“I don’t read books but devour them.” This is what Loa says, as she is browsing through a book about Nelson Mandela, in the library she founded, and she is still at the age of 12, in a shantytown in Rio de Janeiro.

The library is a room not exceeding 20 square meters, and the roof is made of iron sheets. The library contains about 18,000 books carefully arranged on shelves, while pillows are strewn on the floor. It is her own world, which she called «or Mondo da Loa» (Moon World).

The little girl, whose real name is Raisa Loire de Oliveira, chose a name for the moon, but it is very realistic. In a video I published a short time ago, I went to the mayor of Rio de Janeiro, Marcelo Crivila, says the girl with curly blond hair: "At the age of 12, I came to a neighborhood more than I did during your entire term."

The girl has been staying since the age of five, in Tabajaras, a shanty town on a hill overlooking the upscale areas of Copacabana and Botafogo.

The idea of ​​creating a library was formed six months ago, when Loa visited a book fair.

"I saw a mother telling her young daughter that she did not have the money to buy a book for three riyals (0.60 euros), so I told myself that I should do something," the girl added.

After returning from the exhibition, the teenager secretly took her grandmother's phone, and launched a book-gathering campaign via Facebook. Before returning the phone to her grandmother, Fania Ribeiro, vice-president of the Hay Association, wrote that she was her grandmother, to ask her to give her a hall in the association's building.

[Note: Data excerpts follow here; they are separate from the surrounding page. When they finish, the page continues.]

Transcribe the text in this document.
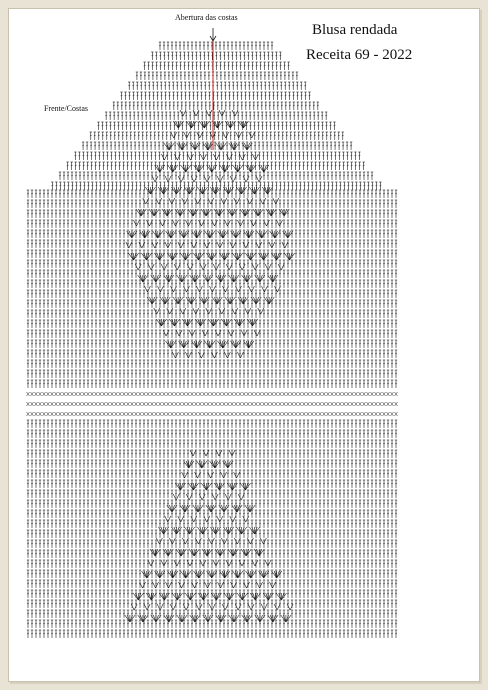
Blusa rendada
Receita 69 - 2022
Abertura das costas
Frente/Costas
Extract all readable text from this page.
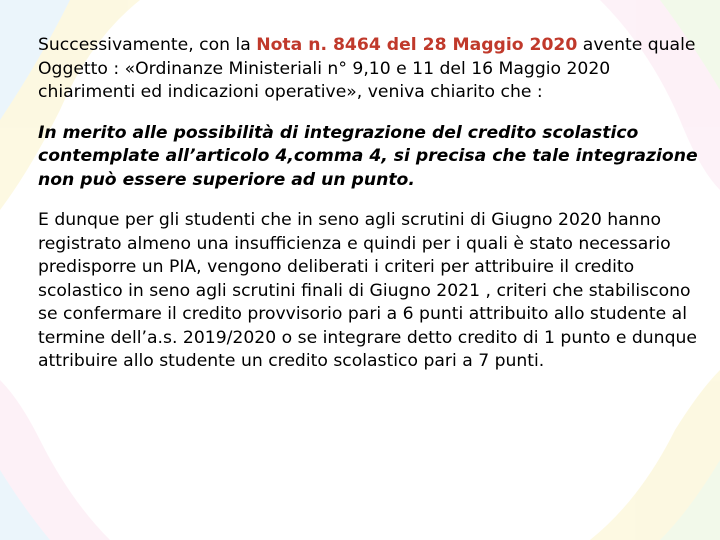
Successivamente, con la Nota n. 8464 del 28 Maggio 2020 avente quale Oggetto : «Ordinanze Ministeriali n° 9,10 e 11 del 16 Maggio 2020 chiarimenti ed indicazioni operative», veniva chiarito che :

In merito alle possibilità di integrazione del credito scolastico contemplate all’articolo 4,comma 4, si precisa che tale integrazione non può essere superiore ad un punto.

E dunque per gli studenti che in seno agli scrutini di Giugno 2020 hanno registrato almeno una insufficienza e quindi per i quali è stato necessario predisporre un PIA, vengono deliberati i criteri per attribuire il credito scolastico in seno agli scrutini finali di Giugno 2021 , criteri che stabiliscono se confermare il credito provvisorio pari a 6 punti attribuito allo studente al termine dell’a.s. 2019/2020 o se integrare detto credito di 1 punto e dunque attribuire allo studente un credito scolastico pari a 7 punti.
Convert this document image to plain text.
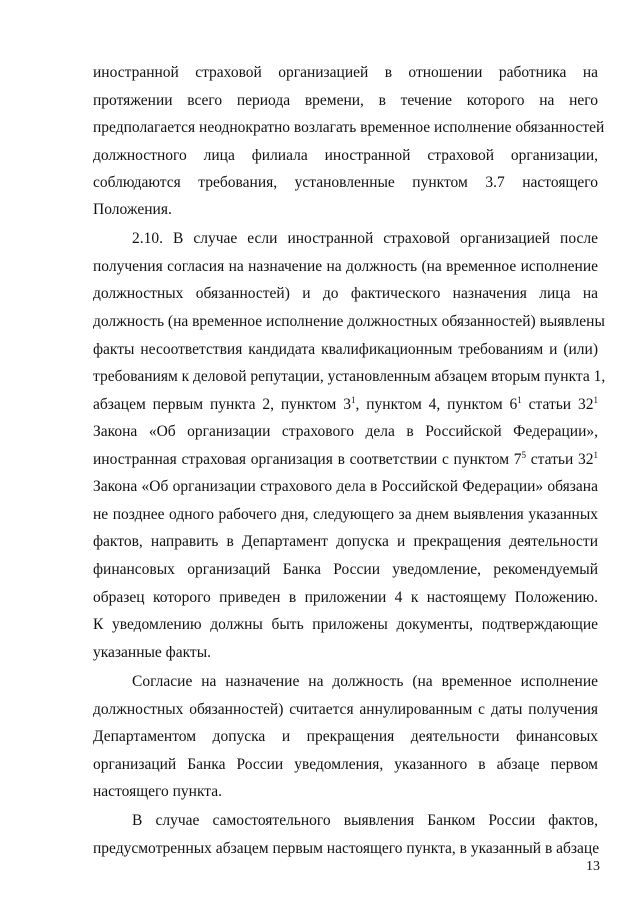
иностранной страховой организацией в отношении работника на
протяжении всего периода времени, в течение которого на него
предполагается неоднократно возлагать временное исполнение обязанностей
должностного лица филиала иностранной страховой организации,
соблюдаются требования, установленные пунктом 3.7 настоящего
Положения.
2.10. В случае если иностранной страховой организацией после
получения согласия на назначение на должность (на временное исполнение
должностных обязанностей) и до фактического назначения лица на
должность (на временное исполнение должностных обязанностей) выявлены
факты несоответствия кандидата квалификационным требованиям и (или)
требованиям к деловой репутации, установленным абзацем вторым пункта 1,
абзацем первым пункта 2, пунктом $3^1$, пунктом 4, пунктом $6^1$ статьи $32^1$
Закона «Об организации страхового дела в Российской Федерации»,
иностранная страховая организация в соответствии с пунктом $7^5$ статьи $32^1$
Закона «Об организации страхового дела в Российской Федерации» обязана
не позднее одного рабочего дня, следующего за днем выявления указанных
фактов, направить в Департамент допуска и прекращения деятельности
финансовых организаций Банка России уведомление, рекомендуемый
образец которого приведен в приложении 4 к настоящему Положению.
К уведомлению должны быть приложены документы, подтверждающие
указанные факты.
Согласие на назначение на должность (на временное исполнение
должностных обязанностей) считается аннулированным с даты получения
Департаментом допуска и прекращения деятельности финансовых
организаций Банка России уведомления, указанного в абзаце первом
настоящего пункта.
В случае самостоятельного выявления Банком России фактов,
предусмотренных абзацем первым настоящего пункта, в указанный в абзаце
13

Ribeiro immediately learned that the letter from Lua. She replied, "If you are going to take care of yourself, then so be it."

Her grandmother, Fatima Oliveira, a 60-year-old seamstress, who raised Lua since her childhood, asserts, "When I learned that she did all this without my knowledge, I rebuked her, but later she fully supported her."

The teenage video soon made a big bang, and donations began pouring in from all over the city. Later, the girl participated in TV programs, which extended her project to more popularity.

The books, collected by Loa, succeeded in returning the desire to read to shantytown children.

"I like to come here, instead of hanging out on the street when I'm not in school," said Daniel Coto Nascimento, 10, lying on a pillow, holding a storyboard in his hand. Previously, I only thought about ball and video games. ”

To other destinations

Even today, the girl continues to receive quantities of books, up to 1500 books per week, and she is abundant in her small library, where large boxes full of books are stacked behind the shelves, and ready to be sent to another destination.

- Since the age of five, the girl has lived in a shantytown on a hill overlooking the upscale areas of Copacabana and Botafogo.

The books that Luo collected succeeded in returning the desire to read to the children of shantytowns.